Ddl Zan: Malan (FI), sostenuto da menzogne senza contraddittorio

“La campagna sul Ddl Zan va avanti con menzogne senza contraddittorio portate avanti dai suoi sostenitori politici e non, sostenuto dalla grandissima parte dell’informazione, a cominciare dalla Rai. Non c’è stato alcun riequilibrio per la tirata di Luciana Littizzetto che, tra insulti e dileggi agli oppositori, ha affermato il 18 aprile, in ora di massimo ascolto: ‘L’unica cosa che vi chiediamo è approvare una legge che punisca chi va in giro a pestare e insultare chi fa scelte sessuali diverse dalle proprie’, come se oggi ci fosse una esimente per chi picchia gay e trans.

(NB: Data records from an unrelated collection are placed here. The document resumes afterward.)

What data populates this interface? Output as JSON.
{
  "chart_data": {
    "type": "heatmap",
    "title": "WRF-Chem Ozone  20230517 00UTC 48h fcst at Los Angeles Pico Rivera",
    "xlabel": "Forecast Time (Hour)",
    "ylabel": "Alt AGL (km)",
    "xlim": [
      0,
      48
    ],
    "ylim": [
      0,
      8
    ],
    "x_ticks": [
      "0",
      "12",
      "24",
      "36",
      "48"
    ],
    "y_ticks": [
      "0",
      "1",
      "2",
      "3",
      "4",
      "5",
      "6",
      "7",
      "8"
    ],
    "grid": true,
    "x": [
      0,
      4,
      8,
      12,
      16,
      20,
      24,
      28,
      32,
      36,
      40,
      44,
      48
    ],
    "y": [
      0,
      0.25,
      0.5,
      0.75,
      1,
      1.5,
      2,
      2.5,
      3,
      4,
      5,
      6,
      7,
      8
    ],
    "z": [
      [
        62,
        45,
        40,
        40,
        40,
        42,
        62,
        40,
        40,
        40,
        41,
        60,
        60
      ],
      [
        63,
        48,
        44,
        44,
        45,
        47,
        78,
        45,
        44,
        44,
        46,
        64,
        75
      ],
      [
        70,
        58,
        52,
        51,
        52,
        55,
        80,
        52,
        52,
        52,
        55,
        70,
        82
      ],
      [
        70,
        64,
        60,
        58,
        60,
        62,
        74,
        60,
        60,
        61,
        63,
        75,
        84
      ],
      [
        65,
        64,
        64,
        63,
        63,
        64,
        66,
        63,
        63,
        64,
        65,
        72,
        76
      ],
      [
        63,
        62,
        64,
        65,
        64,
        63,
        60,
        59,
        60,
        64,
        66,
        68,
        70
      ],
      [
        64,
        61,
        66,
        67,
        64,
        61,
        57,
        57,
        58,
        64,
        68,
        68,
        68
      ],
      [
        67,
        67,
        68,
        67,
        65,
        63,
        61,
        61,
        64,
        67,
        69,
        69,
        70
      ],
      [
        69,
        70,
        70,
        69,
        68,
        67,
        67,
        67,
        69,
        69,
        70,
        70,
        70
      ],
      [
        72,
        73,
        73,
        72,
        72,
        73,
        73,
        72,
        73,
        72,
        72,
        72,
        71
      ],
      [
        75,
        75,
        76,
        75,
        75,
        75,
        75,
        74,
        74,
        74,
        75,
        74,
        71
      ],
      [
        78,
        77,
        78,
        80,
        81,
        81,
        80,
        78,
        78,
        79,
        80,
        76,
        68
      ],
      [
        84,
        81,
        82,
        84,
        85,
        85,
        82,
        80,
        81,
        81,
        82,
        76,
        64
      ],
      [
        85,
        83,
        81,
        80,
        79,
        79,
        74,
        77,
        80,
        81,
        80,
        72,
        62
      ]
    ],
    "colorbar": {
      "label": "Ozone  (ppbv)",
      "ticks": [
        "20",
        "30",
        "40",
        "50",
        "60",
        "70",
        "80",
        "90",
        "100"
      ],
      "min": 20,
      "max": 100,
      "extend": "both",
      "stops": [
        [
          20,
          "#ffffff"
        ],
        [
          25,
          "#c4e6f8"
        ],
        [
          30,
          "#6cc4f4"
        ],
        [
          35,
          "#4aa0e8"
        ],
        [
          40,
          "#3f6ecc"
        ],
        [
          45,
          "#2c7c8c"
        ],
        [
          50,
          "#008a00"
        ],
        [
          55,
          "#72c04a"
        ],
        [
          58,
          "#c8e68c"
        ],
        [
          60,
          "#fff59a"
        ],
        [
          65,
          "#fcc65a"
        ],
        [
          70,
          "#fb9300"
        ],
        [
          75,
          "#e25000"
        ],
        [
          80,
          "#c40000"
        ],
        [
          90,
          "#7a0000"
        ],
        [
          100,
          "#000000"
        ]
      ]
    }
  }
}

Fedez ha avuto cinque minuti per dire tutto quello che gli pare, esibire un marchio commerciale e proferire attacchi personali nel comizione del 1° maggio ed è anche riuscito a passare per martire della censura perché in Rai nessuno ha osato ricordare che esiste la legge della ‘par condicio’ per la quale in televisione ‘è assicurata parità di condizioni nell’esposizione di opinioni e posizioni politiche’. Ma legge era pensata dalla sinistra contro Berlusconi e dunque viene dimenticata se si tratta di qualcun altro.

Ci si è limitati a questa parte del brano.